Oklahoma is a major producer of natural gas, oil, and agricultural products. It ranks third in the nation for production of natural gas, is the 27th most agriculturally productive state, and ranks fifth in the country in wheat production. It is the fifth largest producer of crude oil and has the second largest number of oil rigs in the country. Oklahoma is fifth in cattle production and fifth in the production of wheat. Poultry and swine are also major agricultural products. Other important industries include aviation, energy, transportation equipment, food processing, electronics, and telecommunications. The aerospace sector is also among Oklahoma's largest industries, with Tulsa being home to the largest airline maintenance base in the world. It is one of the top 10 states in aerospace engine manufacturing. It is the top manufacturer of tires in North America. Other manufacturing industries include biotechnology, meat processing, oil and gas equipment manufacturing, and air conditioner manufacturing. Four Fortune 500 companies are headquartered in the state, including one of the largest truck stop and convenience store chains in the country. There are also distribution centers of several large retailers located in the state. Oklahoma has more than 50 public, private, and independent colleges and universities, including four tribal colleges. The largest public institutions in the state are Oklahoma State University, University of Oklahoma, the University of Central Oklahoma, and Northeastern State University, all with several satellite campuses throughout the state. Oklahoma City University, University of Tulsa, and the two state universities rank among the best undergraduate business programs in the country.

Most of Oklahoma lies in the Great Plains, Cross Timbers, and U.S. Interior Highlands, and the landscape contains mountain ranges, prairie, mesas, and forests.
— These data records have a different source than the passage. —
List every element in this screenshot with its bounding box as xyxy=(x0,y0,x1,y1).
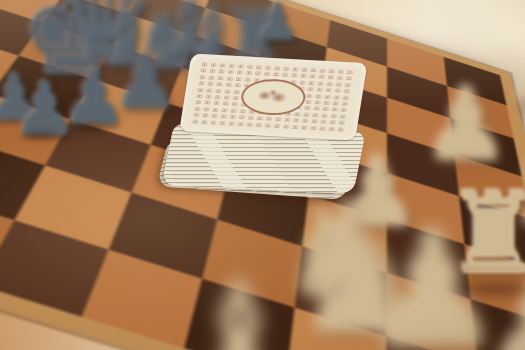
piece-shadow xyxy=(16,128,64,141)
photo-frame: ♟♚♟♛♟♝♟♞♝♝♟♜♟ ∞∞∞∞∞∞∞∞∞∞∞∞∞∞∞∞∞∞∞∞∞∞∞∞∞∞… xyxy=(0,0,525,350)
card-crest-icon xyxy=(250,85,297,109)
deck-top-card: ∞∞∞∞∞∞∞∞∞∞∞∞∞∞∞∞∞∞∞∞∞∞∞∞∞∞∞∞∞∞∞∞∞∞∞∞∞∞∞∞… xyxy=(179,54,367,141)
chess-piece-light: ♝ xyxy=(182,268,299,350)
chess-piece-light: ♟ xyxy=(482,262,525,350)
chess-piece-dark: ♟ xyxy=(254,0,301,48)
piece-shadow xyxy=(66,122,114,135)
chess-piece-light: ♟ xyxy=(512,60,525,106)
Oklahoma is one of four states to harbor more than 10 distinct ecological regions, with 11 in its borders, which is more per square mile than any other state. There are four primary mountain ranges: the Ouachita Mountains, the Arbuckle Mountains, the Wichita Mountains, and the Ozark Mountains. A portion of the Flint Hills stretches into the north central area of the state. The northwestern corner of the state has a rolling flat landscape with intermittent canyons and mesa ranges. The southwestern region is partial plains dotted with small island mountain ranges. The central region of the state is covered by transitional prairie and oak savannahs. The Ozark and Ouachita Mountains stretch west to east over the eastern third of the state. There are more than 500 named creeks and rivers in Oklahoma, and it holds the nation's highest number of artificial reservoirs, with more than 200 lakes created by dams. Oklahoma has more than 70 state and national protected parks and wildlife areas. Six percent of the state's 10 million acres of forest is public land, including part of the Ouachita National Forest, the oldest and largest national forest in the southern part of the country. Chickasaw National Recreation Area is the largest of the federally-protected areas, with 9,899 acres. Other notable parks include Wichita Mountains National Wildlife Refuge, Okmulgee State Park, including beautiful Okmulgee Lake, Robbers Cave State Park, with scenic bluffs and the hilly woodlands of the San Bois Mountains, Beavers Bend State Park, featuring a resort lodge, cabins, RV camping along the shores of Broken Bow Lake and the Mountain Fork River, Lake Texoma State Park, an 89,000-acre reservoir that is one of the most popular lake destinations in the country, and Alabaster Caverns State Park, featuring a three quarter-mile cavern formed of alabaster, a rare form of gypsum, the largest natural gypsum cave open to the public. There are also hundreds of sites throughout the state on the National Register of Historic Places, as well as museums and other places of interest featuring pioneer and Native American history.